En conférence de presse, le ministre Sohi a dû répondre à la simple question suivante : Est‑il possible que, au terme du processus de consultation auprès des Autochtones, le gouvernement choisisse de ne pas donner suite au projet de Trans Mountain? Le ministre a répondu : « Je ne peux pas présumer de ce qui sera décidé au cabinet ».

Cette réponse a de quoi inquiéter puisqu’elle montre l’inexistence d’un plan d’action et n’offre aucune certitude aux travailleurs qui s’interrogent sur leur avenir. Le gouvernement a dépensé 4,5 milliards de dollars des contribuables pour un projet qu’il ne s’engage pas à concrétiser.

Sans ce projet, le Canada n’accédera pas aux nouvelles possibilités offertes par le marché énergétique de l’Asie. Le projet Trans Mountain est essentiel pour les Canadiens. Nous nous attendons à ce que le gouvernement libéral garantisse la création des milliers d’emplois qui vont de pair avec la concrétisation du projet.

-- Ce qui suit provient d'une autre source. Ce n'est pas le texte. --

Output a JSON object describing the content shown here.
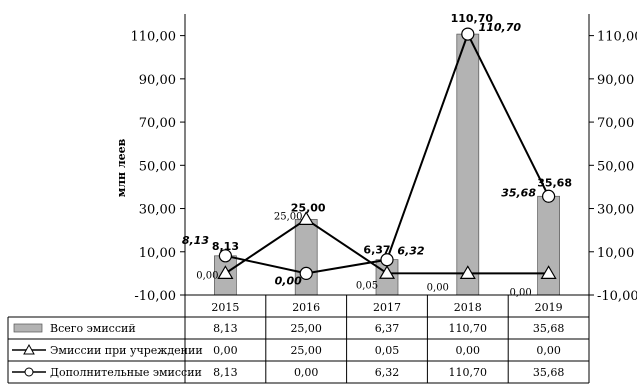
{
  "chart_data": {
    "type": "bar",
    "categories": [
      "2015",
      "2016",
      "2017",
      "2018",
      "2019"
    ],
    "ylabel": "млн леев",
    "ylim": [
      -10,
      120
    ],
    "yticks": [
      "-10,00",
      "10,00",
      "30,00",
      "50,00",
      "70,00",
      "90,00",
      "110,00"
    ],
    "ytick_values": [
      -10,
      10,
      30,
      50,
      70,
      90,
      110
    ],
    "secondary_axis": true,
    "colors": {
      "bar": "#b3b3b3",
      "line": "#000000",
      "marker_fill": "#ffffff"
    },
    "series": [
      {
        "name": "Всего эмиссий",
        "kind": "bar",
        "values": [
          8.13,
          25.0,
          6.37,
          110.7,
          35.68
        ],
        "labels": [
          "8,13",
          "25,00",
          "6,37",
          "110,70",
          "35,68"
        ],
        "marker": "rect"
      },
      {
        "name": "Эмиссии при учреждении",
        "kind": "line",
        "values": [
          0.0,
          25.0,
          0.05,
          0.0,
          0.0
        ],
        "labels": [
          "0,00",
          "25,00",
          "0,05",
          "0,00",
          "0,00"
        ],
        "marker": "triangle"
      },
      {
        "name": "Дополнительные эмиссии",
        "kind": "line",
        "values": [
          8.13,
          0.0,
          6.32,
          110.7,
          35.68
        ],
        "labels": [
          "8,13",
          "0,00",
          "6,32",
          "110,70",
          "35,68"
        ],
        "marker": "circle"
      }
    ]
  }
}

Caucus libéral indépendant du Sénat

Le 4 octobre, pour une deuxième année, le Sénat a observé un moment de silence solennel à l’occasion de la veille des Sœurs par l’esprit pour rendre hommage aux filles et aux femmes autochtones disparues et assassinées, aux survivantes et aux familles des victimes.

Selon les données historiques, entre 30 et 40 filles et femmes autochtones disparaissent ou sont assassinées chaque année. Les chiffres continuent d’augmenter et l’urgence d’agir n’a jamais été aussi claire. La semaine dernière, nous avons appris quel triste sort avait été réservé à Mary Madeline Yellowback, une femme autochtone de 33 ans de Gods River (Manitoba). Mary a été trouvée morte à un centre de recyclage dans une zone industrielle du nord-est de Winnipeg. Les paroles de son père, Rex Ross, sont déchirantes :

Je n’aurais jamais pu imaginer perdre ma fille dans une tragédie pareille et que sa vie soit détruite, brusquement terminée.  

Par chance, son corps a été mis au recyclage…

Malheureusement, ses paroles traduisent clairement la façon dont la société canadienne voit les filles et les femmes autochtones : des choses qu’on peut jeter, recycler, ou dont on se débarrasse sans le moindre égard.

L’histoire de Mary nous rappelle tristement et brutalement que, même si le gouvernement fédéral a finalement pris des mesures et mis sur pied une enquête nationale – dont les membres font d’ailleurs le nécessaire pour entendre les victimes et les familles –, il nous reste encore beaucoup à faire pour qu’on observe enfin un changement durable dans la société.